L’implacabile giudizio non tarda ad arrivare ed a seguito di questo, nel versetto 25, scorgiamo un implorante Adamo che rivolgendosi a Dio dice:” Signore, Signore,  salvami e NON MI DARÒ PIÙ AL PECCATO DELLA CARNE.” . Ed ecco che senza mezzi termini, né giri di parole , anche Adamo ci fa capire chiaramente il tipo di “peccato” a cui la coppia ha ceduto e di cui Eva fin dall’inizio ha parlato.

Dopo la punizione destinata alla coppia, “l’ira di Dio” viene puntata verso “l’animale tentatore” e nella sua descrizione , oltre ai noti passaggi, troviamo un particolare inedito e di non poco interesse.
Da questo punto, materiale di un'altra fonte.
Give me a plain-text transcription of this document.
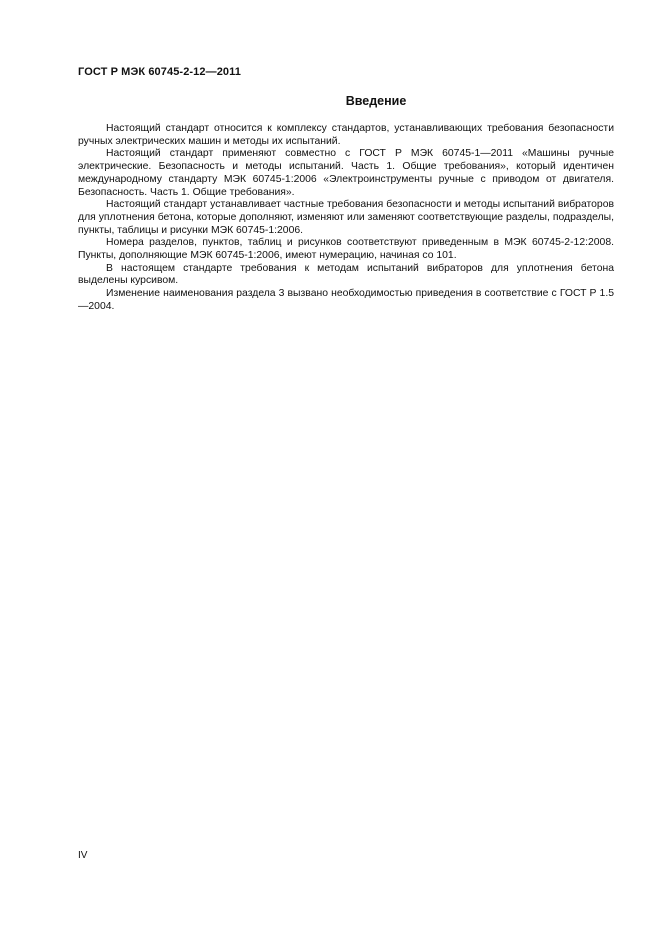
ГОСТ Р МЭК 60745-2-12—2011
Введение

Настоящий стандарт относится к комплексу стандартов, устанавливающих требования безопасности ручных электрических машин и методы их испытаний.

Настоящий стандарт применяют совместно с ГОСТ Р МЭК 60745-1—2011 «Машины ручные электрические. Безопасность и методы испытаний. Часть 1. Общие требования», который идентичен международному стандарту МЭК 60745-1:2006 «Электроинструменты ручные с приводом от двигателя. Безопасность. Часть 1. Общие требования».

Настоящий стандарт устанавливает частные требования безопасности и методы испытаний вибраторов для уплотнения бетона, которые дополняют, изменяют или заменяют соответствующие разделы, подразделы, пункты, таблицы и рисунки МЭК 60745-1:2006.

Номера разделов, пунктов, таблиц и рисунков соответствуют приведенным в МЭК 60745-2-12:2008. Пункты, дополняющие МЭК 60745-1:2006, имеют нумерацию, начиная со 101.

В настоящем стандарте требования к методам испытаний вибраторов для уплотнения бетона выделены курсивом.

Изменение наименования раздела 3 вызвано необходимостью приведения в соответствие с ГОСТ Р 1.5—2004.

IV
Il Dio biblico ammonisce il serpente dicendo tra le altre cose:”Striscerai sul petto e sul ventre e NON AVRAI PIÙ MANI E PIEDI, NON TI SARÀ LASCIATO NE ORECCHIO, NE ALA E NEPPUR UNA DI TUTTE LE MEMBRA, CON LE QUALI, NELLA TUA MALIZIA, LI ADESCASTI facendoli cacciare dal paradiso…” (versetto 26). L’affascinante passo , nell’esposizione della maledizione, menziona tutto ciò di cui il serpente verrà privato e qui notiamo per la prima ed unica volta richiami che portano alla descrizione di una figura antropomorfa  (le mani, i piedi, le orecchie) con l’aggiunta delle “ali”;

una figura umana ma con qualcosa in più, con tutta probabilità un “dio” di rango minore rispetto al Dio biblico (ma non dimentichiamo però che l’esegesi ebraica da cui deriva il testo tende a far primeggiare il proprio Elohim sugli altri, per cui la gerarchia riveste un aspetto relativo e l’attenzione deve rimanere puntata sulla descrizione fisica.). L’ultima privazione, che di rimando diventa un’aggiuntiva conferma ai dettagli forniti nei versetti precedenti, stabilisce ancora una volta l’aspetto sessuale della “tragedia” poiché a seguito della maledizione “l’animale” perderà le MEMBRA con le quali ha maliziosamente adescato Eva ovvero con tutta probabilità gli organi sessuali che evidentemente in precedenza erano esposti.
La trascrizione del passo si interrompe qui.